Mon, Dec 13, 2004 - Page 7 News List

Red-tailed hawks' eviction has New Yorkers up in arms


For more than a decade, the Fifth Avenue Hawks have brought a touch of the wild to Manhattan's concrete canyons. The pair of predatory birds, which captured the hearts of a city, inspired a documentary, a book and reams of newsprint.

They have also inspired thousands of tourists and locals alike, who thrilled to see the birds hunting in Central Park and nesting on a ledge on one of New York's most elite apartment buildings. But now the residents who shared their building with the red-tailed hawks have destroyed their nest, leaving New York's most famous feathered citizens homeless.

In a city prone to navel-gazing, the strike was greeted with an explosion of outrage. Protests have been organized, stories splashed across newspapers and, in a move typical of New Yorkers, lawyers summoned. Hawks who live at an address such as 927 Fifth Avenue cannot be evicted without a fight.

"I am devastated. I am livid with anger that anyone could do such a thing as this," said Marie Winn, author of the bestseller Red Tails In Love, which chronicled their lives since their arrival in New York 13 years ago.

Dubbed Pale Male and Lola, the birds' attracted a fanatical group of supporters.

Now the same people are gathering daily to protest. On Friday night, as rain poured, a hardy group of 30 or so protesters carried signs saying "Shame on 927" and heckled any of the hyper-wealthy residents who appeared. One sign asked motorists to honk in support: it was a cacophony every time a traffic light turned red.

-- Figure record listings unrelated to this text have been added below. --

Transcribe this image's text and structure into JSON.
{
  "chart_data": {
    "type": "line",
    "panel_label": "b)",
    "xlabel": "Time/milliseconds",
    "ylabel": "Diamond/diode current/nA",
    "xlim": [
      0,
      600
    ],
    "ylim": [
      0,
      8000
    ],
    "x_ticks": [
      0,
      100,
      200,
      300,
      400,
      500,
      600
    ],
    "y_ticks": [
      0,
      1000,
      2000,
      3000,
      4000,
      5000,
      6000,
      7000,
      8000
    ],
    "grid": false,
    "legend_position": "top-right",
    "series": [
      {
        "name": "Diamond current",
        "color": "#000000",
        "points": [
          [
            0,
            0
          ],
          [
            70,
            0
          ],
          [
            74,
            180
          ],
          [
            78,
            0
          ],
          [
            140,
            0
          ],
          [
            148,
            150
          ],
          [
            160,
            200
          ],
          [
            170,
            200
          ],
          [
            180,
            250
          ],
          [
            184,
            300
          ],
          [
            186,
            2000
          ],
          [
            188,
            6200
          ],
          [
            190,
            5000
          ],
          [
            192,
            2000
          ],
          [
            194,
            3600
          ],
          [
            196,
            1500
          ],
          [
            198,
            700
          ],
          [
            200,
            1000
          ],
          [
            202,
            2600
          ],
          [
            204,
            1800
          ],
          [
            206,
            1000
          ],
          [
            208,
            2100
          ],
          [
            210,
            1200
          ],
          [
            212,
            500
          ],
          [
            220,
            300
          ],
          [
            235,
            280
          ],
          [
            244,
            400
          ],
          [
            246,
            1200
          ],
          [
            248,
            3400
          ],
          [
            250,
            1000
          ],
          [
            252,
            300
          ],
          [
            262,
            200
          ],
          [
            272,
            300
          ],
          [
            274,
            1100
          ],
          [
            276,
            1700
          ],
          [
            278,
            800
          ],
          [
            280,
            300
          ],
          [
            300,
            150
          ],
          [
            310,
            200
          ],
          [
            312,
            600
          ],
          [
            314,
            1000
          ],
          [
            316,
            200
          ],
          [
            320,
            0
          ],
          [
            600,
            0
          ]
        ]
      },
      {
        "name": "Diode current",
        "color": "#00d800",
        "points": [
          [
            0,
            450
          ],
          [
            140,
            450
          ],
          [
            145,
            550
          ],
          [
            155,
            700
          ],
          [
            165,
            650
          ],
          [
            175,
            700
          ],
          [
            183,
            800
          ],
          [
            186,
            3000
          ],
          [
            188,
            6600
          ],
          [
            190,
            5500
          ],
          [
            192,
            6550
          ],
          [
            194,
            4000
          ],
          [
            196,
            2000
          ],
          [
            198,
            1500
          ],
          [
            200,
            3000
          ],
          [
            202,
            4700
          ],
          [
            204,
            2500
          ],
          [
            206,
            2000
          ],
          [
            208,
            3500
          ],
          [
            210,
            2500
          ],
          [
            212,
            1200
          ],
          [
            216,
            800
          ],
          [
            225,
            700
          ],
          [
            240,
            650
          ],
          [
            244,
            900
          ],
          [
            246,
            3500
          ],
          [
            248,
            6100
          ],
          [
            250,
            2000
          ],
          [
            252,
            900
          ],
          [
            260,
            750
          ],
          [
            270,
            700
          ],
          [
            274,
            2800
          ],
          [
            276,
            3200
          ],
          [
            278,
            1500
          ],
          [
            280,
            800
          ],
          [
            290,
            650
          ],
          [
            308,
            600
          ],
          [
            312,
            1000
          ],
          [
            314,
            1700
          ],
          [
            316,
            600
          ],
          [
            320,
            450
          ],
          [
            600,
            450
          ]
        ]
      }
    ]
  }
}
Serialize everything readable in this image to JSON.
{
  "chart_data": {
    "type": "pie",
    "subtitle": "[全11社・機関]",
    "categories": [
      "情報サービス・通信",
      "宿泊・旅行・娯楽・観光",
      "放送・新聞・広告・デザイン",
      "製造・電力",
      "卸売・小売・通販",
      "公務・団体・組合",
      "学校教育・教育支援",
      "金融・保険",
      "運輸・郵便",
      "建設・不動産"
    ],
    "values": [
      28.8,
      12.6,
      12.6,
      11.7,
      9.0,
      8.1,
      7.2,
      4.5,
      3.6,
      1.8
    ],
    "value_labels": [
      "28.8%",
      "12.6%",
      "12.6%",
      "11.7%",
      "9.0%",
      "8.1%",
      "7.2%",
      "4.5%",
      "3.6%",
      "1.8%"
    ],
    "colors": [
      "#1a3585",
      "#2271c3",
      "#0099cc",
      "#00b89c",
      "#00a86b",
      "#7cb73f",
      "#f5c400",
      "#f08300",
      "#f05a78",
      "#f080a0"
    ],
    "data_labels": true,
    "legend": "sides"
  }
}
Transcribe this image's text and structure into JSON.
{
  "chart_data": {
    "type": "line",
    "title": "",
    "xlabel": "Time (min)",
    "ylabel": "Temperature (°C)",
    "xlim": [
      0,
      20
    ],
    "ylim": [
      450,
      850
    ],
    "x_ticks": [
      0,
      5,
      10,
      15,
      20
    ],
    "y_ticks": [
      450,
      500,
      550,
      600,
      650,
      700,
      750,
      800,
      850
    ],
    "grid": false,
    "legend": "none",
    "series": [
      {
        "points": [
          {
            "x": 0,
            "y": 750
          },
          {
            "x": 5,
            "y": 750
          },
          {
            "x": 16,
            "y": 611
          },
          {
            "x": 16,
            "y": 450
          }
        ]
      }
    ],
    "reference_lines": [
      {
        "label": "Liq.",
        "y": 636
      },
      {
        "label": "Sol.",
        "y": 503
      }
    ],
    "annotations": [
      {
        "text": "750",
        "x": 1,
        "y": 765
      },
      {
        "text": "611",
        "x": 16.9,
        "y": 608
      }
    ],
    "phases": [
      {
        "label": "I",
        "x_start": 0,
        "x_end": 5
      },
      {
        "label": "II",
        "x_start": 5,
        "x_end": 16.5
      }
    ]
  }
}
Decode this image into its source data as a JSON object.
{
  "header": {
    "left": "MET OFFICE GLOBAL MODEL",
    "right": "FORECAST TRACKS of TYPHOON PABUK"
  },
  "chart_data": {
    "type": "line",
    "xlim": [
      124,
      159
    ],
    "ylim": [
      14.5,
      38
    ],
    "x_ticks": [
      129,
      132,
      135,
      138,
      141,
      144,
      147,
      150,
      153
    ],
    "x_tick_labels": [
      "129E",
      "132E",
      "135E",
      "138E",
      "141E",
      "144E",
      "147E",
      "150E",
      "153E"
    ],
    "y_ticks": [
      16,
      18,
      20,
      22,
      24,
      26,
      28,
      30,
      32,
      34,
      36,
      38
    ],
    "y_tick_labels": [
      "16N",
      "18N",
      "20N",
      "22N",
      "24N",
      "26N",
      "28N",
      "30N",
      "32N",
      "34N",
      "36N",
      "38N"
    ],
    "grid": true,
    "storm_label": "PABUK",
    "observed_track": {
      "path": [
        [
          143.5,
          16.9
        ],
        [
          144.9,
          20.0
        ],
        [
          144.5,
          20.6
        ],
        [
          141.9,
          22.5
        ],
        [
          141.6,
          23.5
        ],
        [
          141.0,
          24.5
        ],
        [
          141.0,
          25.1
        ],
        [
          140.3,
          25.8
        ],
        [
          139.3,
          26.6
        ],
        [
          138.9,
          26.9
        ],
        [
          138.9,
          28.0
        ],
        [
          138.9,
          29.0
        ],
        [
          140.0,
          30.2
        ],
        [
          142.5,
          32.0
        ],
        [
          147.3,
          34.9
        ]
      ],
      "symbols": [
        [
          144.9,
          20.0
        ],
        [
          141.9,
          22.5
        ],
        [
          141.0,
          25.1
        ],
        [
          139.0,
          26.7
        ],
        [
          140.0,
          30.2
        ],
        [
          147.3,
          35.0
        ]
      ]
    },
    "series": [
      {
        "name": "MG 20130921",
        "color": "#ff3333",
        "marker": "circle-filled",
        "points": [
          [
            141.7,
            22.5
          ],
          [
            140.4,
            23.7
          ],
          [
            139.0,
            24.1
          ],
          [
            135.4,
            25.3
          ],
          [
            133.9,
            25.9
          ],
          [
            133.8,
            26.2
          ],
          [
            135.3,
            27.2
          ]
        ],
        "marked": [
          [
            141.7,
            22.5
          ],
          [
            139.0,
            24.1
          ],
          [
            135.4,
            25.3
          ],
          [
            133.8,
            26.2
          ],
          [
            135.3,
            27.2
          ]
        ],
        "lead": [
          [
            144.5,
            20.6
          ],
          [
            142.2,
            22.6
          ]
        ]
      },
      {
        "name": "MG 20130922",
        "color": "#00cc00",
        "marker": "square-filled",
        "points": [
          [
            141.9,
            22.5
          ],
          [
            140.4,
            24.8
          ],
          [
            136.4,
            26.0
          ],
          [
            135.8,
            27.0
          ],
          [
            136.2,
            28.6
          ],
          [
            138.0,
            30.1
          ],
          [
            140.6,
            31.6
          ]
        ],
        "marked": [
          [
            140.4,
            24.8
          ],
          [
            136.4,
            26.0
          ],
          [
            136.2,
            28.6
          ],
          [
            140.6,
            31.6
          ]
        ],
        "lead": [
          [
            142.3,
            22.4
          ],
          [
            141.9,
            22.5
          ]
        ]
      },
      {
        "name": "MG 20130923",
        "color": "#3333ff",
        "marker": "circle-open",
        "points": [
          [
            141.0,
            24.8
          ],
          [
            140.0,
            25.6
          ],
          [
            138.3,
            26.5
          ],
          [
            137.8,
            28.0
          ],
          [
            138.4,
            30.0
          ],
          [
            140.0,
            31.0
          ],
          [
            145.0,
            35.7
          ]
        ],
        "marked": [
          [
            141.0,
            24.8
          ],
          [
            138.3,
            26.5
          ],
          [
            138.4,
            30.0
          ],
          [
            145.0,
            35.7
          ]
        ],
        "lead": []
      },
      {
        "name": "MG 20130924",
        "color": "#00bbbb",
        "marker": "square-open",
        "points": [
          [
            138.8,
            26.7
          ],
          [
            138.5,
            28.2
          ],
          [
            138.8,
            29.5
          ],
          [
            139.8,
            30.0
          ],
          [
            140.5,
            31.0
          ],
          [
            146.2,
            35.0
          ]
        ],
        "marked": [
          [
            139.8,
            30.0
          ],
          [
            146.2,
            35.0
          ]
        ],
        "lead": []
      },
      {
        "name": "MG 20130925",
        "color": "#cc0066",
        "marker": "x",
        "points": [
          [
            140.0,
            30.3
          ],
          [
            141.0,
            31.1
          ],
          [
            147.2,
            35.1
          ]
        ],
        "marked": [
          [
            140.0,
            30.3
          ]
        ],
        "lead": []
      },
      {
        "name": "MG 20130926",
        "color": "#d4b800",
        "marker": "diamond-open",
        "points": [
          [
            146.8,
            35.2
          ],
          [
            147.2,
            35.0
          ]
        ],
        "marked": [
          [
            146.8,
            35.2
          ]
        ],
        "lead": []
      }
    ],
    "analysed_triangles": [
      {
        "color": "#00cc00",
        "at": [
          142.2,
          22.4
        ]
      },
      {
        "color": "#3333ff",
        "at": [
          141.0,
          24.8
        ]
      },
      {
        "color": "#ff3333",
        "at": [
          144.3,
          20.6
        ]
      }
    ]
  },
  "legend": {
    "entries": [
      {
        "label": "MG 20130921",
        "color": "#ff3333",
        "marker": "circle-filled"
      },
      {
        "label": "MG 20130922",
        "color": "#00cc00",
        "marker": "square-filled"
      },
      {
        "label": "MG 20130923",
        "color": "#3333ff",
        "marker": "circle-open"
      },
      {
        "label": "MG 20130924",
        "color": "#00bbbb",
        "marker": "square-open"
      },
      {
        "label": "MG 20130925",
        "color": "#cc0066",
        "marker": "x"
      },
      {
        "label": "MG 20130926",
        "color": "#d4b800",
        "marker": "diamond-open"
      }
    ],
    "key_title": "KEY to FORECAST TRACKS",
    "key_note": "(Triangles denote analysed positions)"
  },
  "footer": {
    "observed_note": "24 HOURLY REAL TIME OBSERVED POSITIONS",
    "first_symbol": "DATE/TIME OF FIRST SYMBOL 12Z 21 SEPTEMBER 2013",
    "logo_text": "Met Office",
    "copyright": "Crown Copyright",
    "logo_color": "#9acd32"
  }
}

"The people in that building are heartless," said elderly Lee Stinchcomb, sheltering under a large umbrella, "I am a huge fan of the hawks and have been coming to see them for 10 years. It is just unbelievable this could happen."

Those sentiments have echoed across the media. The New York Times devoted an editorial to the matter.

"The hawks have gone out of their way to learn to live with us. The least the wealthy residents of 927 Fifth Avenue could have done was learn to live with the hawks," the paper fumed.

In the tabloid New York Post, columnist Andrea Peyser was blunt: "Evict the evil bird haters!" she wrote.